Photo: Yaron Brener
Hilton Beach. De facto or not it's a division, and there's something oddly un-kosher about it
Photo: Yaron Brener

Barriers planted in the sand

Op-ed: Whether by accident or by design, the demarcation at Tel Aviv's Hilton Beach keeps the homosexuals away from the religiously observant beach-goers on the other side; should such a barrier exist on, say, the Jersey Shore, you might call it what it is – segregation.

"So it’s tattoos and tight swimsuits over here, tefillin and Torah over there?" my visiting friend asked the first time I invited him to check out the slender arc of sand called Hilton Beach.



"Something like that," I said. At the midpoint there’s a sea barrier of sorts that begins onshore and extends a good ways out into the water. Fish can swim around it with ease, people with a bit more effort; but as a global beach specialist, I can see no practical function to the unsightly structure. Whether by accident or by design, however, it keeps the homosexual heathens away from the religiously observant and presumably non-homosexual beach-goers on the other side.


Should such a demarcation exist somewhere on, say, the Jersey Shore, you might call it what it is: Segregation. Or maybe you wouldn’t, because both sides seem reasonably content with the situation. Tourists are bemused by the sight of men and women sidling up to the water’s edge – on alternate days, of course – in what would appear to be a surfeit of schmatas, given the intensity of the Tel Aviv sun.


Hilton Beach during Pride Week. The whole place might be better off if folks of different stripes mixed it up a bit more (Photo: Omer Shalev)
Hilton Beach during Pride Week. The whole place might be better off if folks of different stripes mixed it up a bit more (Photo: Omer Shalev)


But de facto or not it is a division, and in human terms there's something oddly un-kosher about it. I know, as someone who didn’t grow up in the 972, that my telling Israelis there is something dysfunctional about a beach split in two on non-topographical grounds is a bit like an Israeli telling me that Kim Kardashian’s posterior splashed across the Internet telegraphs the wrong message about American popular culture.


But in the former case, the flip side of funky isn’t just another reality show you can switch on or off, but the entrenchment of facts on the ground that impedes an overdue national conversation. Absence of dialogue is a kind of pollution by omission, and can have damaging effects.


Would I draw a direct line between a city beach bifurcated and the senseless rampage of an Orthodox Jew at a Pride parade in Jerusalem? Absolutely not: A nut job is a nut job, regardless of political affiliation or sexual orientation, and recidivist tendencies in any perpetrator probably operate independently of various social pressures. That said, there is tension, and as inevitable as it may be in a country where being Jewish means different things to different Jews, it’s exacerbated by things like barriers planted in the sand.

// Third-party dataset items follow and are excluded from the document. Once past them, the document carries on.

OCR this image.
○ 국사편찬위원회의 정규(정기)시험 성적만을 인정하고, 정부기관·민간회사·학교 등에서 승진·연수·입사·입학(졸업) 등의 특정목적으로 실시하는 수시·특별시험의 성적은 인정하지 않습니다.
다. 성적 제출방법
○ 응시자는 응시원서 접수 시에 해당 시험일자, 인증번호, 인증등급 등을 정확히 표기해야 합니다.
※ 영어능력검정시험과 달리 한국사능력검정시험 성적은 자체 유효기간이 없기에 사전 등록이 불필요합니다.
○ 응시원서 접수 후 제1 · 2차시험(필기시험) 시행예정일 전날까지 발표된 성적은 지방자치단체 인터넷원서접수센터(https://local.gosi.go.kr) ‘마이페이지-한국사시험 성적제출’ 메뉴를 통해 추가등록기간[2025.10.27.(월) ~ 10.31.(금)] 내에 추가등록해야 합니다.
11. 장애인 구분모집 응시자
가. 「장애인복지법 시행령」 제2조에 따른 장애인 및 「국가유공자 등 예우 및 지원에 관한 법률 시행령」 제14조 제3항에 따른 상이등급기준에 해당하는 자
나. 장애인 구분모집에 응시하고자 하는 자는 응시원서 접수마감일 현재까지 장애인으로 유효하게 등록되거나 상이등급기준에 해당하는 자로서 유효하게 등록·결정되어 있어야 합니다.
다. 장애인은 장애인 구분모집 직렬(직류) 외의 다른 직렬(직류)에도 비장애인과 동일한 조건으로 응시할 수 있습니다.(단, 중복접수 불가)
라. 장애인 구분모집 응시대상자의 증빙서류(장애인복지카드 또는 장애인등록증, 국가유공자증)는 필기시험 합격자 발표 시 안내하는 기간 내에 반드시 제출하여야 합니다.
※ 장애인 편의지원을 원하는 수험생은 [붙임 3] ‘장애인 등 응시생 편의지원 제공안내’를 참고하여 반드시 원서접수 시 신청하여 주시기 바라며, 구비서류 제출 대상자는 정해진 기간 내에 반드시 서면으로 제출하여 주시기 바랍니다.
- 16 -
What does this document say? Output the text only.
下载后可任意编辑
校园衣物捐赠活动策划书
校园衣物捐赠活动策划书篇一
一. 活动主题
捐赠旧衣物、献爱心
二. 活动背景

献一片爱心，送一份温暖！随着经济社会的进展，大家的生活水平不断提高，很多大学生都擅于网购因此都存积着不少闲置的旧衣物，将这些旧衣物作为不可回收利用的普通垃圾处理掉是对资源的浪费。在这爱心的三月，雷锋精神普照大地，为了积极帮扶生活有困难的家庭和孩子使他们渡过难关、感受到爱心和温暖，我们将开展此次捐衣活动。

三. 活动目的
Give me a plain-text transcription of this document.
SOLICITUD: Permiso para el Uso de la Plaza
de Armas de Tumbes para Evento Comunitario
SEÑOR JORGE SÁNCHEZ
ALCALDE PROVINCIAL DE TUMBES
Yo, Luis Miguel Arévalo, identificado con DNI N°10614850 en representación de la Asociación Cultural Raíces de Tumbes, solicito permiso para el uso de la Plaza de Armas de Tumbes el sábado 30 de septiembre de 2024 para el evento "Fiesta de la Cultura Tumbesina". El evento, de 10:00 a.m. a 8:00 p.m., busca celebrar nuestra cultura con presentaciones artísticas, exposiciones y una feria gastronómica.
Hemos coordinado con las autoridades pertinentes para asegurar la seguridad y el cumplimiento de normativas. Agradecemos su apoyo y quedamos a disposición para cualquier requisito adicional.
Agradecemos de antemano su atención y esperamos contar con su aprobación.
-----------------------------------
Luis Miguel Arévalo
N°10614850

When I suggested recently in an online forum that the Hilton Beach barrier be removed on aesthetic and other grounds (I came across an old photo of the beach pre-barrier), I got a taste of some Monica Lewinsky-caliber "cyber-bullying," mostly from young, self-styled Zionists who are quite sure that they have a lock on knowing all that’s best for the future of the State of Israel. There were the predictable shouts of "Haven’t the gays got enough of the beach for themselves already?" which wasn’t really my point – actually not the point at all.


True, in the case of Tel Aviv’s segregated beach, it can get a little cramped on the (unofficial) gay side. During Gay Pride, that petite spit of sand is packed tighter than a can of sardines, while over on the religious beach the holy/holier-than-thou crowd frolics in roomier, if overdressed, abandon. But that’s a quibble: Elbow room isn’t the issue and Tel Aviv’s beaches will never have the girth of Malibu’s. It’s that the whole place might be better off if folks of different stripes mixed it up a bit more, and you don’t have to be a multiculturalism Jedi to realize this.


More alarming was the wacky wellspring of comity toward the social media messages pumped out by the likes of Bayit Yehudi party honcho Naftali Bennett. And it’s a good thing people like that aren’t in charge. Because if they were, they could see how courting the religious right one day – and I’m not even talking about the so-called settlers here – means kowtowing to them the next. That doesn’t mean sanctioning random acts of violence and stupidity, but does it mean a de facto condoning of segregation on the ground, or even in the skies as some travelers on El Al may have noticed?


Whether you call such behavior petty or intolerant, it doesn’t reflect well on the reputation of the Middle East’s only democracy. It overheats everything. It messily steers the country away from integration, toward Destination "What’s up with that?"


Fanaticism may not have won out yet, but Israel needs to hear the wake-up call that America heard this summer: Like it or not, it’s 2015. When it comes to who to sit next to on a bus or who to commingle with at the beach (and also, what to wear there), the Torah simply isn’t the Bible. And God knows it’s hot enough out there already...right?